Sully paused to raise her chin for a kiss.

"Thank you," she smiled.

"When's the last time I told ya how proud I am o' ya?" he rubbed her chin.

"Proud of me?" she blushed.

"Yep," he spoke low. "How ya helped Josef even though ya were scared t' death. How ya understand Brian an' Matthew. How ya take care o' Katie.... How ya take care o' me."

"I want to take care of my family," she could not imagine doing otherwise. "And I love you dearly for the very same reasons."

"Most women wouldn't put up with a man like me," he informed her.

"Most women would give anything for a man like you, Byron Sully," she tapped his side. "On the other hand, most men would certainly not put up with a woman like me."

"You're kiddin'," he doubted.

"I'm stubborn, independent-minded, and I say exactly what I think," she looked at his eyes.

"Anythin' I don't already know?" he joked.

"No, I think you're well aware of all of my faults," she brushed back a lock of his hair.

"Wanna know somethin'?" he stroked her back. "The only fault you have is in pickin' outa all the men ya could've had, a lonely mountain man, then fillin' his life with love an' happiness."

She felt a rush of warmth for him, "I cannot imagine any other man on earth whom I would want."

"Well, that's good," he teased. "'Cause you're stuck with your choice."

"That's not a bad thing," she whispered. "Being stuck with you."

"Glad ya think that way," he touched her thigh. "Still ain't sleepy?"
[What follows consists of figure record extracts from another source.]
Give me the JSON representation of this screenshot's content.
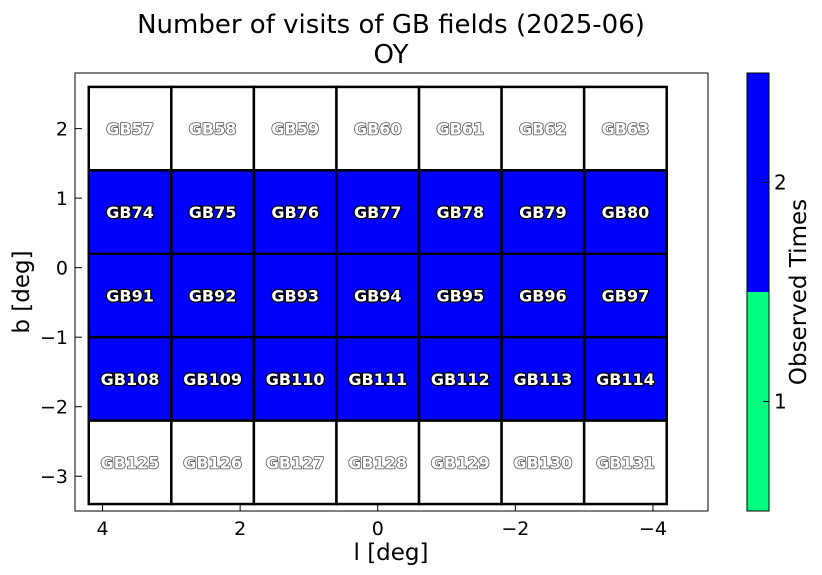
{
  "chart_data": {
    "type": "heatmap",
    "title": "Number of visits of GB fields (2025-06)",
    "subtitle": "OY",
    "xlabel": "l [deg]",
    "ylabel": "b [deg]",
    "xlim": [
      4.4,
      -4.8
    ],
    "ylim": [
      -3.5,
      2.8
    ],
    "xticks": [
      {
        "value": 4,
        "label": "4"
      },
      {
        "value": 2,
        "label": "2"
      },
      {
        "value": 0,
        "label": "0"
      },
      {
        "value": -2,
        "label": "−2"
      },
      {
        "value": -4,
        "label": "−4"
      }
    ],
    "yticks": [
      {
        "value": 2,
        "label": "2"
      },
      {
        "value": 1,
        "label": "1"
      },
      {
        "value": 0,
        "label": "0"
      },
      {
        "value": -1,
        "label": "−1"
      },
      {
        "value": -2,
        "label": "−2"
      },
      {
        "value": -3,
        "label": "−3"
      }
    ],
    "grid": false,
    "columns_l": [
      3.6,
      2.4,
      1.2,
      0.0,
      -1.2,
      -2.4,
      -3.6
    ],
    "rows": [
      {
        "b": 2.0,
        "fields": [
          "GB57",
          "GB58",
          "GB59",
          "GB60",
          "GB61",
          "GB62",
          "GB63"
        ],
        "visits": [
          0,
          0,
          0,
          0,
          0,
          0,
          0
        ]
      },
      {
        "b": 0.8,
        "fields": [
          "GB74",
          "GB75",
          "GB76",
          "GB77",
          "GB78",
          "GB79",
          "GB80"
        ],
        "visits": [
          2,
          2,
          2,
          2,
          2,
          2,
          2
        ]
      },
      {
        "b": -0.4,
        "fields": [
          "GB91",
          "GB92",
          "GB93",
          "GB94",
          "GB95",
          "GB96",
          "GB97"
        ],
        "visits": [
          2,
          2,
          2,
          2,
          2,
          2,
          2
        ]
      },
      {
        "b": -1.6,
        "fields": [
          "GB108",
          "GB109",
          "GB110",
          "GB111",
          "GB112",
          "GB113",
          "GB114"
        ],
        "visits": [
          2,
          2,
          2,
          2,
          2,
          2,
          2
        ]
      },
      {
        "b": -2.8,
        "fields": [
          "GB125",
          "GB126",
          "GB127",
          "GB128",
          "GB129",
          "GB130",
          "GB131"
        ],
        "visits": [
          0,
          0,
          0,
          0,
          0,
          0,
          0
        ]
      }
    ],
    "colorbar": {
      "label": "Observed Times",
      "range": [
        0.5,
        2.5
      ],
      "levels": [
        {
          "value": 1,
          "label": "1",
          "color": "#00ff7f"
        },
        {
          "value": 2,
          "label": "2",
          "color": "#0000ff"
        }
      ],
      "unvisited_color": "#ffffff"
    }
  }
}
"Certainly not now," her pulse raced from his caress.

Sully rolled her onto her back and loosened the front of her nightgown. Then he plied tender kisses across her shoulders and neck. She held the sides of his face and pulled him closer. Then repositioning her body, she invited his further advances.

Like two halves that sought to be joined, they craved to be united. And soon, with passion and growing ardor, their longings were satisfied. They clung to one another until at last their bodies' tempos returned to normal.

"I love you, Sully," she spoke near his ear.

He engulfed her in his arms and spoke low for only her ear:

"O spirit of love, how quick and fresh thou art!"

"Was that Shakespeare?" Michaela draped her leg over his.

"Yep," he massaged her temples.

"That feels good," she closed her eyes. "Sully, do you think that Brian will ever want to see Ethan again?"

"I don't know," he shook his head. "Ethan had a second chance. Most folks never get one."

"We did," she smiled.

"We did?" he raised an eyebrow.

"Yes," she turned onto her side to view his face fully. "After your fall from the cliff."

"An' after our children's fall," he pondered it. "I reckon I can't understand how a father acts like Ethan does."

"That's because he doesn't know the meaning of the word father," she kissed him. "You do."

"You make it easier," he smiled. "You teach me the meanin' of lots o' words."

"Such as?" she chuckled.

At that, Sully raised the sheet over their heads and began to recite several words.